Aussi je commencerai par les pieds. Ils sont bleus et tachés de la terre foulée. Se devinent les cals et les crevasses façonnés par de longues heures de marche : il était marcheur, randonneur, juif errant, vanupied et vagabond. Je devine les morsures des coquillages sur les plages qu’il a traversées, le tarmac brûlant au soleil de juillet, les braises d’un volcan qu’il a piétiné – mais je ne saurais dire si l’Etna ou Edna, le Vésuve ou Valérie, le Fuji ou Félicie. Ces pieds d’homme seul et léger, léger, au ventre vide : ils sont à peine aplatis, il devait voler, cet homme, il devait planer un peu au dessus du sol. Ce sont des pieds de danseur.

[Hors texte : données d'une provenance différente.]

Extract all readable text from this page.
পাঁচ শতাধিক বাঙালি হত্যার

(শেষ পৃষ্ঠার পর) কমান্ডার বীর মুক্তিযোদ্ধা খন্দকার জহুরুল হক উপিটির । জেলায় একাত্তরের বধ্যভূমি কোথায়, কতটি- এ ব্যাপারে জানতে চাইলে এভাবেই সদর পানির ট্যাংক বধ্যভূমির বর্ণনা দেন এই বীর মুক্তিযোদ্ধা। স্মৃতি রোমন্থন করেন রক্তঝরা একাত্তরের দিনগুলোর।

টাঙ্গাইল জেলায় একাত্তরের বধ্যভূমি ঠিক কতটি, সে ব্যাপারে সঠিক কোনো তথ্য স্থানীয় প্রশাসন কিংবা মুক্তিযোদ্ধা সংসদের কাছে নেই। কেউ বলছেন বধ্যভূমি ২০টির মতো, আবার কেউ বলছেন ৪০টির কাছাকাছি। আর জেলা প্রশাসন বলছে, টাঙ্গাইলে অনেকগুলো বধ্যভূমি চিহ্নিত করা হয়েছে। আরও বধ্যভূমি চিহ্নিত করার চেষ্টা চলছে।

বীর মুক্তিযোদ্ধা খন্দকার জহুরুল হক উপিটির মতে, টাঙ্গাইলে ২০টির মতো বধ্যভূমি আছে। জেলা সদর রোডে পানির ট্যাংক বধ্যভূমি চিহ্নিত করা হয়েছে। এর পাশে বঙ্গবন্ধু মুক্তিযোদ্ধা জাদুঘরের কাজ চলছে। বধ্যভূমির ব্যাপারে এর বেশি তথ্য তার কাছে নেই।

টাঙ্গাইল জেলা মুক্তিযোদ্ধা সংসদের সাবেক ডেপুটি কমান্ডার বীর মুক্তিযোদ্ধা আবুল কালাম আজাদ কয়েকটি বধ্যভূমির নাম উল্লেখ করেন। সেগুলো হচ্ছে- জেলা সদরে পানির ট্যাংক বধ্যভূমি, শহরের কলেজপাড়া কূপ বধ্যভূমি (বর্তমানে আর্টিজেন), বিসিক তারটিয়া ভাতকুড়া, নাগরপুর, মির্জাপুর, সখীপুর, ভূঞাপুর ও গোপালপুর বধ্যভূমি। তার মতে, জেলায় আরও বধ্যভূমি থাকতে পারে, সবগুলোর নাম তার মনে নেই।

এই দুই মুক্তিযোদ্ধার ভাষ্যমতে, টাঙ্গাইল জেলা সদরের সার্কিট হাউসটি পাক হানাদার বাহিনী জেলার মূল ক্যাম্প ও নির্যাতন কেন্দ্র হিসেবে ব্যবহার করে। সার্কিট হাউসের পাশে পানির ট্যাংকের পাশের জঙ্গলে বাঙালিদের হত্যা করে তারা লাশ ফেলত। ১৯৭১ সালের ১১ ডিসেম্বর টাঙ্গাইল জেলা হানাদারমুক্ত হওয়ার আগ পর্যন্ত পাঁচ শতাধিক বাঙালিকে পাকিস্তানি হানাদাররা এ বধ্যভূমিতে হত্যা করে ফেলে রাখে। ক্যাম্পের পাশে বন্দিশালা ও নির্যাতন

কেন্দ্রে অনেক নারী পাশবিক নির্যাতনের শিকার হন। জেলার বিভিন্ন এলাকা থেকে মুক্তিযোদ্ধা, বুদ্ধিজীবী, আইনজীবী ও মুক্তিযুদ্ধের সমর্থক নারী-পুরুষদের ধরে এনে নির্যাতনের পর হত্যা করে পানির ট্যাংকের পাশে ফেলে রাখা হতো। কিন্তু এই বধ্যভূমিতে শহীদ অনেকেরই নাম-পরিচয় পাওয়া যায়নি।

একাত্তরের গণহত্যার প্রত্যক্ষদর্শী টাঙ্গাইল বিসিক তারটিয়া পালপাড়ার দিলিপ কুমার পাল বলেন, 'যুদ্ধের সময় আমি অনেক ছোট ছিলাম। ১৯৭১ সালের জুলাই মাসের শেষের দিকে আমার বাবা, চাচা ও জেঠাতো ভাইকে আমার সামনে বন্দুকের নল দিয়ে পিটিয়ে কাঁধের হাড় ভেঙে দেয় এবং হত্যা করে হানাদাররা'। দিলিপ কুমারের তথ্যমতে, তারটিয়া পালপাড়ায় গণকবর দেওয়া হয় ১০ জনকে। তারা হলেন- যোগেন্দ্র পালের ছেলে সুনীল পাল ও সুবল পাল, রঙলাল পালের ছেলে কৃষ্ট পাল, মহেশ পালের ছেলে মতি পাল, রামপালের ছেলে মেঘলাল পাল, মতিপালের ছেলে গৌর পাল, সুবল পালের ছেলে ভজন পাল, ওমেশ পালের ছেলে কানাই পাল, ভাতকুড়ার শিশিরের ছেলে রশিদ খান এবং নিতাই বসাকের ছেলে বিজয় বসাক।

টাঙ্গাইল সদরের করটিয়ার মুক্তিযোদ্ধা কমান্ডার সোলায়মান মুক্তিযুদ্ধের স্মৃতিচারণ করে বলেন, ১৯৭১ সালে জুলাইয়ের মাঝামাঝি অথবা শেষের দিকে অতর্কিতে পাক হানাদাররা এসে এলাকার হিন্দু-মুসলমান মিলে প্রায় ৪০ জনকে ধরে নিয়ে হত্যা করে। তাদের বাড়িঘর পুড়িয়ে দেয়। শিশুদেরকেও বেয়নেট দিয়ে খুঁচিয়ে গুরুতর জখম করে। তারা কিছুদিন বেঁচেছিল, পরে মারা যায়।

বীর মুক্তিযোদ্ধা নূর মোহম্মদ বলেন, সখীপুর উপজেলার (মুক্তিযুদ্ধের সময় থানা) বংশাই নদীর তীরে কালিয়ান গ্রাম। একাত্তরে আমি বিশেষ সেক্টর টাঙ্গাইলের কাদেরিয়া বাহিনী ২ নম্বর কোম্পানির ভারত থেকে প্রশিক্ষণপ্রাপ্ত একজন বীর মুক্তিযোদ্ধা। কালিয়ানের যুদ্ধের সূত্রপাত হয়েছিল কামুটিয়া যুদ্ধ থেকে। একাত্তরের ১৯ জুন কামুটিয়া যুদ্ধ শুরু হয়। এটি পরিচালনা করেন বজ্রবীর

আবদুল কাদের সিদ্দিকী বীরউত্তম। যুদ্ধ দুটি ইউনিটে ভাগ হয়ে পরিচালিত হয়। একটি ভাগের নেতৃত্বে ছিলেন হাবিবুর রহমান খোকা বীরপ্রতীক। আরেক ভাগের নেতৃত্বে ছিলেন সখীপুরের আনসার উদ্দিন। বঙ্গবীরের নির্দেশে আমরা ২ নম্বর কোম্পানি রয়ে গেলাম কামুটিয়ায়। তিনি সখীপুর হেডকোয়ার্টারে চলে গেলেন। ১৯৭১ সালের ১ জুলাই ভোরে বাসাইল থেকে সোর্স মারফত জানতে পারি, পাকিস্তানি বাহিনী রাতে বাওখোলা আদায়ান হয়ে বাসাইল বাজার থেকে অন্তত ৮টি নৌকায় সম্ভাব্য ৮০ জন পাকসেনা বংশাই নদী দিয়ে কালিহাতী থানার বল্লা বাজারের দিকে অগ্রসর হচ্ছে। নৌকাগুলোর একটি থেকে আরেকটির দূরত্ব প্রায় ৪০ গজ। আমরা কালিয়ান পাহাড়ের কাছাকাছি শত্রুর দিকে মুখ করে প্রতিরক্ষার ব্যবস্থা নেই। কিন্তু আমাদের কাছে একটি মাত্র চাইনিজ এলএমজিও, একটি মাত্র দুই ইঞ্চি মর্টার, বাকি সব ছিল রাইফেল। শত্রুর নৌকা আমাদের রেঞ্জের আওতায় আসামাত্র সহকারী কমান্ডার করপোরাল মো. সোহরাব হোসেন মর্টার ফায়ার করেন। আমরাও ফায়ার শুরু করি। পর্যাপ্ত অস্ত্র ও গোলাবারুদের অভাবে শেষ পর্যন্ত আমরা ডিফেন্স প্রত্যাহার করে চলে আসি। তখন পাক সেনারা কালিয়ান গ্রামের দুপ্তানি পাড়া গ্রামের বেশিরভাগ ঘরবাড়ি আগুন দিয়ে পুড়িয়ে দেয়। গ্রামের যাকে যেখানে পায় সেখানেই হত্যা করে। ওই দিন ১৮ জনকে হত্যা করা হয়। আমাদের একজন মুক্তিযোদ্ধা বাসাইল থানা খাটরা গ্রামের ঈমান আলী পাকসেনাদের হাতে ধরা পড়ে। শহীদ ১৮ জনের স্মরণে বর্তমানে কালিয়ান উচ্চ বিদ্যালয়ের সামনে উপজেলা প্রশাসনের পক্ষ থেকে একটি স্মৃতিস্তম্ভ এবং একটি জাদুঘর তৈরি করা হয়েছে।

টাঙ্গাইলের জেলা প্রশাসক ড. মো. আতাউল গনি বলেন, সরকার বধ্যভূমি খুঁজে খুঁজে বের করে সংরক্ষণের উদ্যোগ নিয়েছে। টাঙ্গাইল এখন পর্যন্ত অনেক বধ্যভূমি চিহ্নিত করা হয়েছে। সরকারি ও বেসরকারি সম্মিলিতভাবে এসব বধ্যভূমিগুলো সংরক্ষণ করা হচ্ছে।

Genoux égratignés d’enfant. Il grimpait aux arbres, c’est sa grand-mère qui le lui a appris. Je sais, j’énonce à ces genoux la jeunesse passée dans les branches des cerisiers, la joie de s’imaginer chat, le corps étiré comme un grand arc pour saisir les fruits les plus lointains. J’entends, je raconte l’histoire : son grand-père tombé amoureux d’elle le jour où il l’a vue jouer à la fée de l’air dans ses arbres fruitiers. Je viens de là, je suis né de ceux qui grimpent aux branches. Il est parfois tombé, genou écorché, vite dorloté et soigné d’un baiser. Ce sont des genoux d’enfant adoré.
(On lit un corps comme un livre ouvert, ici pourtant je m’interroge sur la pertinence de cette opération, je me demande, vraiment, où ça va, tout ça.)
Fémur brisé ? Non. L’os porte seulement le souvenir d’un autre : le père est mort. Accident de voiture et artère fémorale percée, douleur et noir qu’il accueille en son corps. La jambe du deuil car sur ce même fémur mille fois rebrisé et réparé il a été porté lui bébé, à dada tagada, c’est l’os au goût des larmes et de l’absence, au goût du vide : te me manques. Une jambe d’orphelin. (il a appris un jour que l’état avait versé une pension à sa mère parce qu’il était orphelin, et a voulu vomir)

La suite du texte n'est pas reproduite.